At the Geothermal Energy Association conference (GEA) in New York, many compelling presentations conveyed the benefits of this relatively obscure renewable energy source. Its benefits go beyond simply limiting harmful emissions, which are largely associated with conventional energies. Geothermal energy supplies a consistent source of electricity, unlike some other renewable energies, which makes it attractive to investors. Despite high capital costs due to exploration of geothermal sources, operating costs for geothermal remain low. This is due to not requiring fuel after the power plant is constructed.
The high cost of renewable energy is a common argument against building such power plants in developed countries, and this misconception also keeps many investors away. Yet, at the GEA conference it was shown that even lesser developed countries, such as Kenya (202 MW of installed geothermal) and El Salvador(204 MW), have already begun to install significant amounts of geothermal.
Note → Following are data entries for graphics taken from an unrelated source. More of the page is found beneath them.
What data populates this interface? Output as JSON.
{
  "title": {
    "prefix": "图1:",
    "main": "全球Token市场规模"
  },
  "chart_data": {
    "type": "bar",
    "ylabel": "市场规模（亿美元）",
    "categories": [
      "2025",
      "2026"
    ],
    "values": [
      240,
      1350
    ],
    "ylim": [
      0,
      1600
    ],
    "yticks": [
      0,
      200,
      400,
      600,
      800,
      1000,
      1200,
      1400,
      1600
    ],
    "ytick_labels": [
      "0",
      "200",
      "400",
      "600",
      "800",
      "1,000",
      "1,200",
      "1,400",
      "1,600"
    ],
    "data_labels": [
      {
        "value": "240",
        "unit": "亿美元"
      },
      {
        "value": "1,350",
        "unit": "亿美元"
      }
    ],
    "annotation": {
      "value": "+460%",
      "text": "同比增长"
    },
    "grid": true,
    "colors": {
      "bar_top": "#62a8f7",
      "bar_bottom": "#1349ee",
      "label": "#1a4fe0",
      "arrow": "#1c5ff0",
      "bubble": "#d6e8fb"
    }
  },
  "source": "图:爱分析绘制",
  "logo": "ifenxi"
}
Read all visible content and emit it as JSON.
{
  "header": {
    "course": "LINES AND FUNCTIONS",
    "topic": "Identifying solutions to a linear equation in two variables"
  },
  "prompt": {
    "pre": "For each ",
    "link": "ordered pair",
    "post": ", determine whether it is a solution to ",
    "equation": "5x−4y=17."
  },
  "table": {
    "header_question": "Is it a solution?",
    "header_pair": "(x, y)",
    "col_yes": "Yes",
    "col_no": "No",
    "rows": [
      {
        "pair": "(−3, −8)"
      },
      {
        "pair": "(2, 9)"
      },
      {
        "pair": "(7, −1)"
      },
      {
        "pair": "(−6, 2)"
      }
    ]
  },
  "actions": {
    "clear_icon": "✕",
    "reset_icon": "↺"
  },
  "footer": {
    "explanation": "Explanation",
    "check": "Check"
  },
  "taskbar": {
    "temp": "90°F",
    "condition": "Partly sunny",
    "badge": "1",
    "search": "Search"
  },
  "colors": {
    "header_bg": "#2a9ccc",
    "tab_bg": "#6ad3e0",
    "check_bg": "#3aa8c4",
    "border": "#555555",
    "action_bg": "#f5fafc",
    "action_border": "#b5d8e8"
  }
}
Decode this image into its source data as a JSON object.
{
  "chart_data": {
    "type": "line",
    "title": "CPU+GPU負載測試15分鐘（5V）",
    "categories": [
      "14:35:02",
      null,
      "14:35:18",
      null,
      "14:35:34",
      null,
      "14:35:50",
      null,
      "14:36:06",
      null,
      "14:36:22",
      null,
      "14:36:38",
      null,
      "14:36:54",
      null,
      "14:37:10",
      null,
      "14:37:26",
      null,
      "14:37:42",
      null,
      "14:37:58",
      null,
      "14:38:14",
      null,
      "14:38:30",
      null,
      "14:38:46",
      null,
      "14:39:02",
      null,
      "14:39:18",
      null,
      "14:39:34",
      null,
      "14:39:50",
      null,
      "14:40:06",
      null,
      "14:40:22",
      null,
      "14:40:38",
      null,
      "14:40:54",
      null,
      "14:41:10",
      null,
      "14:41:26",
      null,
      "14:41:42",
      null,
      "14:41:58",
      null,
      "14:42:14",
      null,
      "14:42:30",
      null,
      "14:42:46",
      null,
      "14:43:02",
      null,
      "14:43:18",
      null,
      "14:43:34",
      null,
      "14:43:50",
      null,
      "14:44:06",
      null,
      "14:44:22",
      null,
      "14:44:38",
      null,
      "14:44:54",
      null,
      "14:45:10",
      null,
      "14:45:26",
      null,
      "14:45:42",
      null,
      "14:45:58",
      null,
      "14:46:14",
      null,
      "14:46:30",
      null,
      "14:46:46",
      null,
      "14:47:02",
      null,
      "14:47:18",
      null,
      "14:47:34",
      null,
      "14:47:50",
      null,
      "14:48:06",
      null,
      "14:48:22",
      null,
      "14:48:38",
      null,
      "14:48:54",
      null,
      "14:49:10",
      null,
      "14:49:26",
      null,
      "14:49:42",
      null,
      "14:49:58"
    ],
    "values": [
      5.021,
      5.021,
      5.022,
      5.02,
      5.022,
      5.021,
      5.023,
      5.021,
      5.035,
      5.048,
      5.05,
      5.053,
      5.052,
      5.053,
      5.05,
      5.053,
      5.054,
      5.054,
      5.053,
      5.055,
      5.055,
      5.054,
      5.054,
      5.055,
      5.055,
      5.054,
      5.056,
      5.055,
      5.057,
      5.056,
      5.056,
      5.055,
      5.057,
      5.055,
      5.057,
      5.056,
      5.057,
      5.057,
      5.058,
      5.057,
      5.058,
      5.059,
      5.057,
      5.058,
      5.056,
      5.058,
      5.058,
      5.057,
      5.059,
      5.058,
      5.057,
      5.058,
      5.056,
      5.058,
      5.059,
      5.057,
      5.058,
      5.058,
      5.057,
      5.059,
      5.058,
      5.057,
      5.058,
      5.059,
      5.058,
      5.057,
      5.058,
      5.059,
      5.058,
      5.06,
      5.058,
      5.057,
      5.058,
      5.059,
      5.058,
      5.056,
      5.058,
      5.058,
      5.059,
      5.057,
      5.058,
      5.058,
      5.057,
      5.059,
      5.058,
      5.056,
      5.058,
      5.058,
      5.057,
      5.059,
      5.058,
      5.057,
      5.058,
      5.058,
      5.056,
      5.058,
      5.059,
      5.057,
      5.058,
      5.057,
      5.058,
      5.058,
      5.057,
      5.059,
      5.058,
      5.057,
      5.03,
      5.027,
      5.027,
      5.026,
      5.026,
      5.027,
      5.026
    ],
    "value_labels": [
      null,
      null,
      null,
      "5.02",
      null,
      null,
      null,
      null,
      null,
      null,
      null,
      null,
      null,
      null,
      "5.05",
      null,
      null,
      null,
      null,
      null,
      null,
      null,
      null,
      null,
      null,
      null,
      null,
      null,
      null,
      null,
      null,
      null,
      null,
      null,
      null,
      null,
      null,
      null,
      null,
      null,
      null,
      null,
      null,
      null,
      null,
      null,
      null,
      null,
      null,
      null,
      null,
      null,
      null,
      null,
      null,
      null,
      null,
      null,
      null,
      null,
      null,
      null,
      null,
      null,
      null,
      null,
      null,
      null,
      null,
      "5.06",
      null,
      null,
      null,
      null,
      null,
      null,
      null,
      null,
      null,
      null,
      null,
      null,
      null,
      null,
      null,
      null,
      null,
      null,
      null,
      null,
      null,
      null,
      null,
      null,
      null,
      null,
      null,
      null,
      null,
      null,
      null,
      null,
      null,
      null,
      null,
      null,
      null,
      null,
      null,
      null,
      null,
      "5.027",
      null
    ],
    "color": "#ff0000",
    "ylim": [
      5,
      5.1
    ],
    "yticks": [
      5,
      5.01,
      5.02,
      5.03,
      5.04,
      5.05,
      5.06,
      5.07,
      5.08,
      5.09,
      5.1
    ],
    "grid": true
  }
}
Furthermore, if the levelized cost of a power plant is taken into account, including capital and operating costs, geothermal energy is the cheapest source apart from wind; the latter being an intermittent source. One must wonder why many more developed countries have not yet taken to this kind of energy?
Is it a Reliable Energy Source?
Geothermal energy is a renewable energy found abundantly around the globe. The technology takes advantage of the earth’s subterranean thermal energy. It has been used to produce heat for humans for thousands of years (think Roman bathhouses). Using geothermal energy for electricity began in Italy in 1904 in a plant in operation since then.
Today, twenty-four countries around the world employ geothermal energy to produce energy on a large scale. Total geothermal energy used worldwide is estimated to be 11,224 MW (GEA 2012). The top four countries utilizing geothermal are the U.S.(3,386 Megawatts), Philippines(1,904 MW), Indonesia(1,222 MW), Mexico(958), and Italy(883 MW). These numbers are not small considering it takes 1-2 Megawatts to power 1,000 homes. Yet, geothermal electrical energy in the U.S.only accounts for about 3% of all its renewable energy sources. However, an additional 5,150-5,523MW are under commission or “in the pipeline” (GEA estimate).